By using the sun’s energy to generate electricity, you can save money on your electricity bills, as well as doing your bit to cut your home’s carbon footprint.
First and foremost, your roof’s got to be right for the job. South-facing roofs are the best as they get the most direct sunlight throughout the day. East and West can also bring good results, but if your roof faces North, it’s not the technology for you. Whatever way your roof faces, it has to be free from obstructions – this might mean shading from trees or nearby buildings.
If your prime focus is mainly on reducing the greenhouse gas emissions associated with your electricity supply, then solar will do that. A home solar installation can save about one tonne of carbon a year. And even if you’re not able to use all of this green electricity yourself, the excess electricity is exported so that someone else can use it.
But it’s important to do the maths. If looking at solar from purely an economic point of view, there are some key considerations to factor in. An average sized solar PV installation costs around £4,800.
The more you’re able to use the electricity they generate during the daytime, the better value solar is going to be. So, lifestyle matters.
By using a higher than average proportion of your electricity in the daytime, when the panels are generating electricity, you could save more on your electricity bills.
An average domestic solar PV system, installed in South England, with a family out all day until 4pm, is likely to save around £130 a year on electricity bills. If the family is home all day, this increases to over £270 a year.
If you’re retired, or planning retirement, and you’re likely to be around the house a lot, you’re likely to use more solar electricity, and make bigger savings. If you work at home – as many of us are now doing thanks to lockdown – or are a stay-at-home parent, a similar logic applies.
You could also sign up to one of the Smart Export Guarantee (SEG) tariffs available. A SEG tariff pays you for every unit of electricity you don’t use and export to the grid. Visit the Smart Export Guarantee page for details.

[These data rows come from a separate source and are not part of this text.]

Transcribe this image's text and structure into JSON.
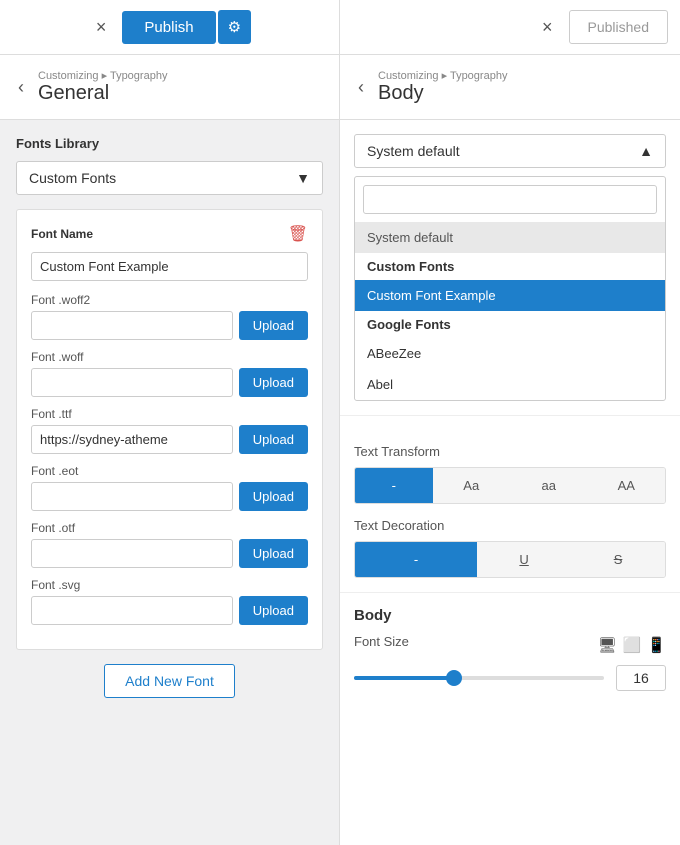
{
  "topbar": {
    "left": {
      "close_label": "×",
      "publish_label": "Publish",
      "gear_label": "⚙"
    },
    "right": {
      "close_label": "×",
      "published_label": "Published"
    }
  },
  "left_panel": {
    "breadcrumb": {
      "path": "Customizing ▸ Typography",
      "title": "General"
    },
    "fonts_library_label": "Fonts Library",
    "dropdown_label": "Custom Fonts",
    "dropdown_arrow": "▼",
    "font_card": {
      "font_name_label": "Font Name",
      "font_name_value": "Custom Font Example",
      "font_woff2_label": "Font .woff2",
      "font_woff2_value": "",
      "font_woff_label": "Font .woff",
      "font_woff_value": "",
      "font_ttf_label": "Font .ttf",
      "font_ttf_value": "https://sydney-atheme",
      "font_eot_label": "Font .eot",
      "font_eot_value": "",
      "font_otf_label": "Font .otf",
      "font_otf_value": "",
      "font_svg_label": "Font .svg",
      "font_svg_value": "",
      "upload_label": "Upload",
      "delete_icon": "🗑"
    },
    "add_new_font_label": "Add New Font"
  },
  "right_panel": {
    "breadcrumb": {
      "path": "Customizing ▸ Typography",
      "title": "Body"
    },
    "system_default_label": "System default",
    "dropdown_arrow": "▲",
    "search_placeholder": "",
    "dropdown_options": {
      "system_default": "System default",
      "custom_fonts_group": "Custom Fonts",
      "custom_font_example": "Custom Font Example",
      "google_fonts_group": "Google Fonts",
      "abeezee": "ABeeZee",
      "abel": "Abel"
    },
    "text_transform_label": "Text Transform",
    "transform_buttons": [
      {
        "label": "-",
        "active": true
      },
      {
        "label": "Aa",
        "active": false
      },
      {
        "label": "aa",
        "active": false
      },
      {
        "label": "AA",
        "active": false
      }
    ],
    "text_decoration_label": "Text Decoration",
    "decoration_buttons": [
      {
        "label": "-",
        "active": true
      },
      {
        "label": "U̲",
        "active": false
      },
      {
        "label": "S",
        "active": false
      }
    ],
    "body_title": "Body",
    "font_size_label": "Font Size",
    "font_size_value": "16",
    "slider_percent": 40,
    "device_icons": [
      "🖥",
      "📱",
      "📱"
    ]
  }
}
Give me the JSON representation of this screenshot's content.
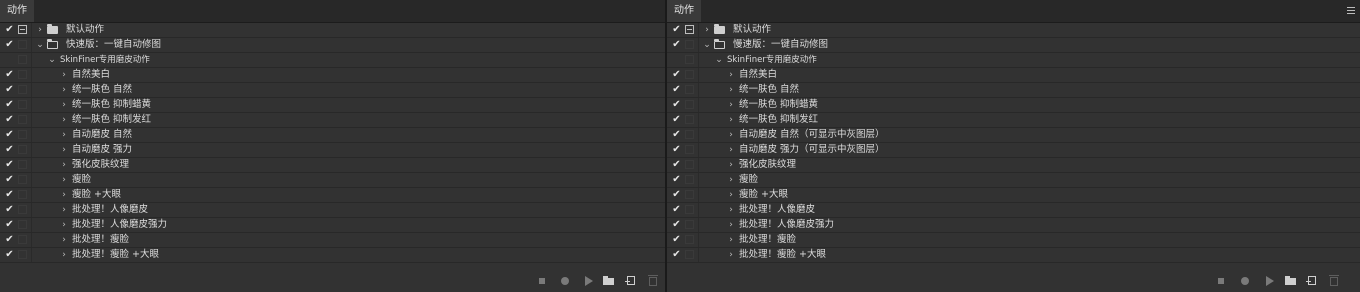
{
  "left_panel": {
    "tab": "动作",
    "rows": [
      {
        "check": "✔",
        "dialog": true,
        "indent": 0,
        "chevron": "›",
        "folder": "closed",
        "label": "默认动作"
      },
      {
        "check": "✔",
        "dialog": false,
        "indent": 0,
        "chevron": "⌄",
        "folder": "open",
        "label": "快速版：一键自动修图"
      },
      {
        "check": "",
        "dialog": false,
        "indent": 1,
        "chevron": "⌄",
        "folder": "",
        "label": "SkinFiner专用磨皮动作"
      },
      {
        "check": "✔",
        "dialog": false,
        "indent": 2,
        "chevron": "›",
        "folder": "",
        "label": "自然美白"
      },
      {
        "check": "✔",
        "dialog": false,
        "indent": 2,
        "chevron": "›",
        "folder": "",
        "label": "统一肤色 自然"
      },
      {
        "check": "✔",
        "dialog": false,
        "indent": 2,
        "chevron": "›",
        "folder": "",
        "label": "统一肤色 抑制蜡黄"
      },
      {
        "check": "✔",
        "dialog": false,
        "indent": 2,
        "chevron": "›",
        "folder": "",
        "label": "统一肤色 抑制发红"
      },
      {
        "check": "✔",
        "dialog": false,
        "indent": 2,
        "chevron": "›",
        "folder": "",
        "label": "自动磨皮  自然"
      },
      {
        "check": "✔",
        "dialog": false,
        "indent": 2,
        "chevron": "›",
        "folder": "",
        "label": "自动磨皮  强力"
      },
      {
        "check": "✔",
        "dialog": false,
        "indent": 2,
        "chevron": "›",
        "folder": "",
        "label": "强化皮肤纹理"
      },
      {
        "check": "✔",
        "dialog": false,
        "indent": 2,
        "chevron": "›",
        "folder": "",
        "label": "瘦脸"
      },
      {
        "check": "✔",
        "dialog": false,
        "indent": 2,
        "chevron": "›",
        "folder": "",
        "label": "瘦脸 +大眼"
      },
      {
        "check": "✔",
        "dialog": false,
        "indent": 2,
        "chevron": "›",
        "folder": "",
        "label": "批处理！人像磨皮"
      },
      {
        "check": "✔",
        "dialog": false,
        "indent": 2,
        "chevron": "›",
        "folder": "",
        "label": "批处理！人像磨皮强力"
      },
      {
        "check": "✔",
        "dialog": false,
        "indent": 2,
        "chevron": "›",
        "folder": "",
        "label": "批处理！瘦脸"
      },
      {
        "check": "✔",
        "dialog": false,
        "indent": 2,
        "chevron": "›",
        "folder": "",
        "label": "批处理！瘦脸 +大眼"
      }
    ]
  },
  "right_panel": {
    "tab": "动作",
    "rows": [
      {
        "check": "✔",
        "dialog": true,
        "indent": 0,
        "chevron": "›",
        "folder": "closed",
        "label": "默认动作"
      },
      {
        "check": "✔",
        "dialog": false,
        "indent": 0,
        "chevron": "⌄",
        "folder": "open",
        "label": "慢速版：一键自动修图"
      },
      {
        "check": "",
        "dialog": false,
        "indent": 1,
        "chevron": "⌄",
        "folder": "",
        "label": "SkinFiner专用磨皮动作"
      },
      {
        "check": "✔",
        "dialog": false,
        "indent": 2,
        "chevron": "›",
        "folder": "",
        "label": "自然美白"
      },
      {
        "check": "✔",
        "dialog": false,
        "indent": 2,
        "chevron": "›",
        "folder": "",
        "label": "统一肤色 自然"
      },
      {
        "check": "✔",
        "dialog": false,
        "indent": 2,
        "chevron": "›",
        "folder": "",
        "label": "统一肤色 抑制蜡黄"
      },
      {
        "check": "✔",
        "dialog": false,
        "indent": 2,
        "chevron": "›",
        "folder": "",
        "label": "统一肤色 抑制发红"
      },
      {
        "check": "✔",
        "dialog": false,
        "indent": 2,
        "chevron": "›",
        "folder": "",
        "label": "自动磨皮  自然（可显示中灰图层）"
      },
      {
        "check": "✔",
        "dialog": false,
        "indent": 2,
        "chevron": "›",
        "folder": "",
        "label": "自动磨皮  强力（可显示中灰图层）"
      },
      {
        "check": "✔",
        "dialog": false,
        "indent": 2,
        "chevron": "›",
        "folder": "",
        "label": "强化皮肤纹理"
      },
      {
        "check": "✔",
        "dialog": false,
        "indent": 2,
        "chevron": "›",
        "folder": "",
        "label": "瘦脸"
      },
      {
        "check": "✔",
        "dialog": false,
        "indent": 2,
        "chevron": "›",
        "folder": "",
        "label": "瘦脸 +大眼"
      },
      {
        "check": "✔",
        "dialog": false,
        "indent": 2,
        "chevron": "›",
        "folder": "",
        "label": "批处理！人像磨皮"
      },
      {
        "check": "✔",
        "dialog": false,
        "indent": 2,
        "chevron": "›",
        "folder": "",
        "label": "批处理！人像磨皮强力"
      },
      {
        "check": "✔",
        "dialog": false,
        "indent": 2,
        "chevron": "›",
        "folder": "",
        "label": "批处理！瘦脸"
      },
      {
        "check": "✔",
        "dialog": false,
        "indent": 2,
        "chevron": "›",
        "folder": "",
        "label": "批处理！瘦脸 +大眼"
      }
    ]
  },
  "bottom_icons": [
    "stop-icon",
    "record-icon",
    "play-icon",
    "new-set-folder-icon",
    "new-action-icon",
    "trash-icon"
  ],
  "colors": {
    "panel_bg": "#323232",
    "row_border": "#282828",
    "text": "#dcdcdc"
  }
}
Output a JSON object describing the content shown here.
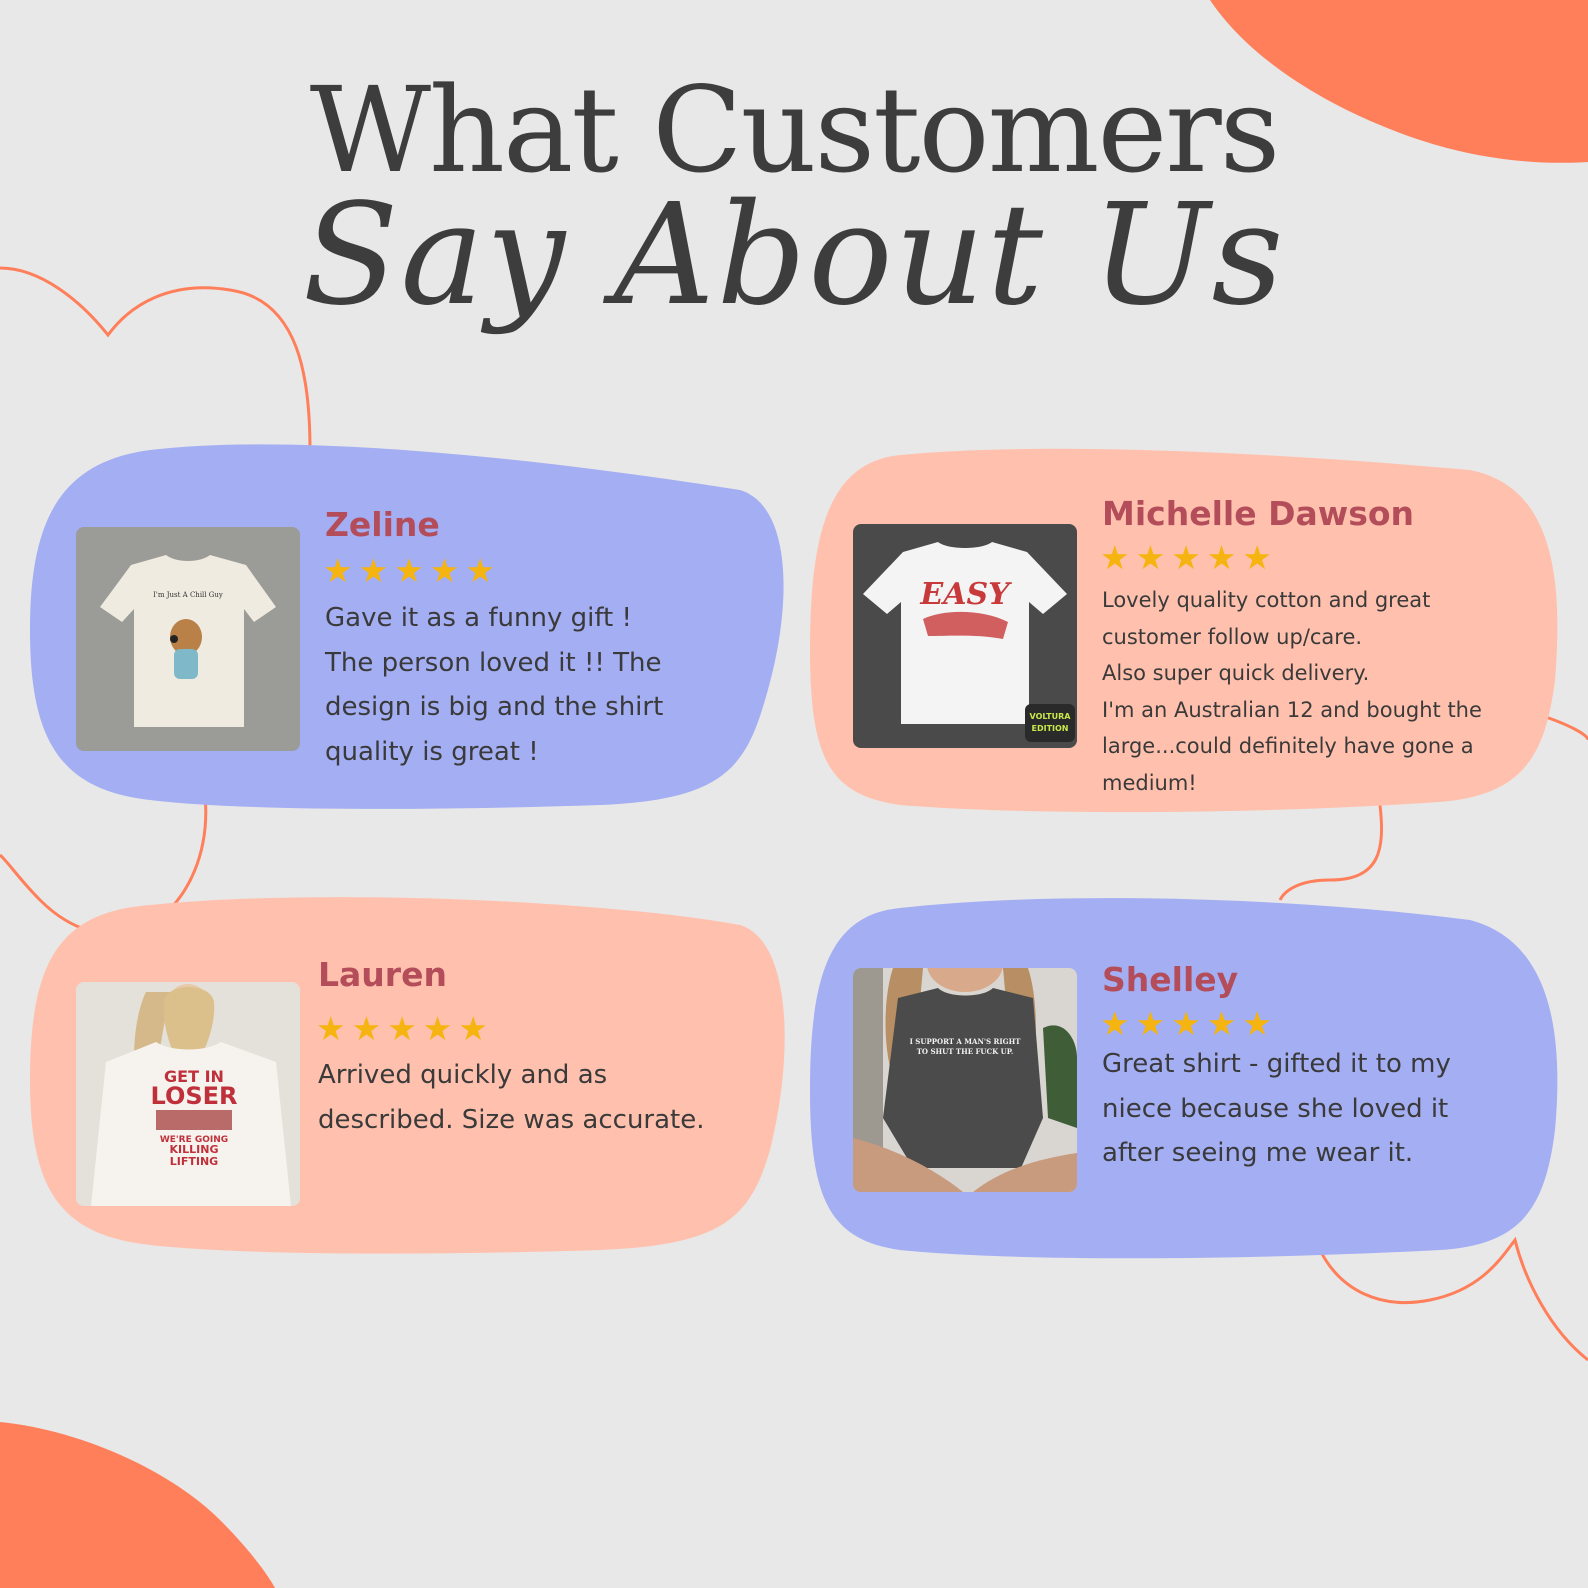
{
  "page": {
    "title_line1": "What Customers",
    "title_line2": "Say About Us",
    "colors": {
      "background": "#e8e8e8",
      "accent_orange": "#ff7f5a",
      "blob_purple": "#a4aef3",
      "blob_peach": "#ffc1ae",
      "name_color": "#b34d5a",
      "star_color": "#f5b40f",
      "text_color": "#3a3a3a"
    }
  },
  "reviews": [
    {
      "name": "Zeline",
      "rating": 5,
      "text": "Gave it as a funny gift !\nThe person loved it !! The\ndesign is big and the shirt\nquality is great !",
      "photo_text": "I'm Just A Chill Guy",
      "photo_icon": "beige-tshirt-with-dog-graphic"
    },
    {
      "name": "Michelle Dawson",
      "rating": 5,
      "text": "Lovely quality cotton and great\ncustomer follow up/care.\nAlso super quick delivery.\nI'm an Australian 12 and bought the\nlarge...could definitely have gone a\nmedium!",
      "photo_text": "EASY",
      "photo_logo": "VOLTURA\nEDITION",
      "photo_icon": "white-tshirt-with-tiger-graphic"
    },
    {
      "name": "Lauren",
      "rating": 5,
      "text": "Arrived quickly and as\ndescribed. Size was accurate.",
      "photo_text": "GET IN\nLOSER",
      "photo_subtext": "WE'RE GOING\nKILLING\nLIFTING",
      "photo_icon": "woman-in-white-tshirt"
    },
    {
      "name": "Shelley",
      "rating": 5,
      "text": "Great shirt - gifted it to my\nniece because she loved it\nafter seeing me wear it.",
      "photo_text": "I SUPPORT A MAN'S RIGHT\nTO SHUT THE FUCK UP.",
      "photo_icon": "woman-in-grey-tshirt"
    }
  ]
}
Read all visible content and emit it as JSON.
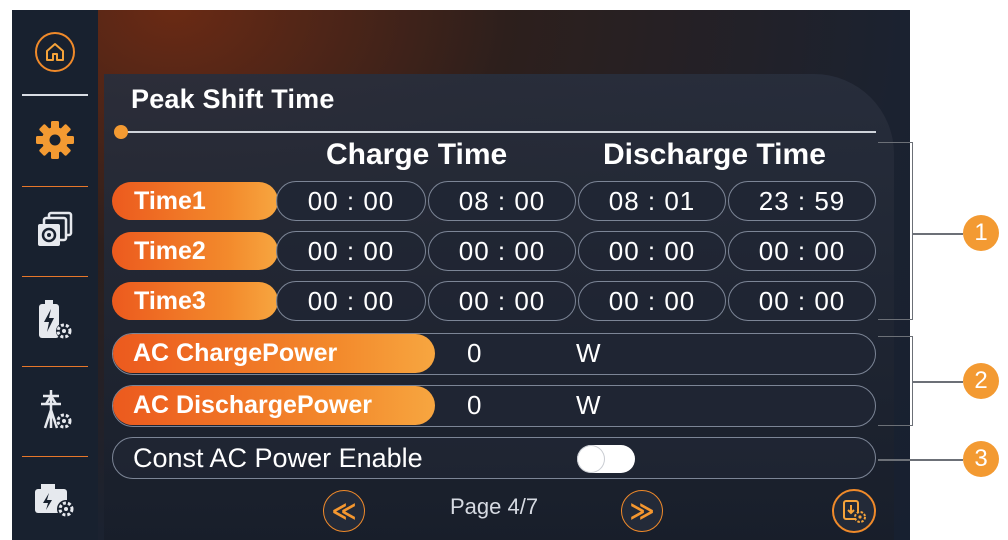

A family staying home all day, saving £270 on electricity bills and receiving a 3.99p/kWh SEG tariff for excess, exported electricity could see a simple payback on their £4,800 investment in 16 years.
Estimated paybacks for different areas in the UK, as well as if you’re home or out most of the day, are available on our solar PV page.
Installing solar when you’re already taking on other work can also improve the return on investment.
If you’re undertaking a loft conversion or changing your roof, scaffolding will already be up – an expensive part of installation that you’re likely to be able to deduct from the fee charged by solar installers. Skylights can also be placed in a way to ensure the most panels can be fitted. More panels, more electricity, more benefit.
If work inside the house is being undertaken too, as part of an extensive renovation, then it might be the time to fit low energy lighting and appliances, to make the most out of the free electricity.
Beyond the financial implications of adding solar to an existing job, there are clear convenience benefits. Disruption is minimised, and it may well be easier to run electrical wiring and connect to the grid while other work is going on.
Global demand means that the cost of solar panels has fallen over the last few years, and is likely to keep dropping in the future.
The technology itself will also evolve over time. The efficiency of solar cells is improving, and ideas that are currently in the lab may be on roofs within the next few years.
For those who aren’t so keen on the aesthetics of solar panels, solar tiles could be an option. At the moment, this is a significantly more expensive and less efficient way of doing things, but with tech companies like Tesla jumping into the market, big improvements are expected. There may even be a future role for entirely transparent solar windows.
For now, solar panels can still make sense for many homes. It’s all a matter of having a clear idea of what your motivation for investing is; and once established, finding practical ways to get the best out of an installation.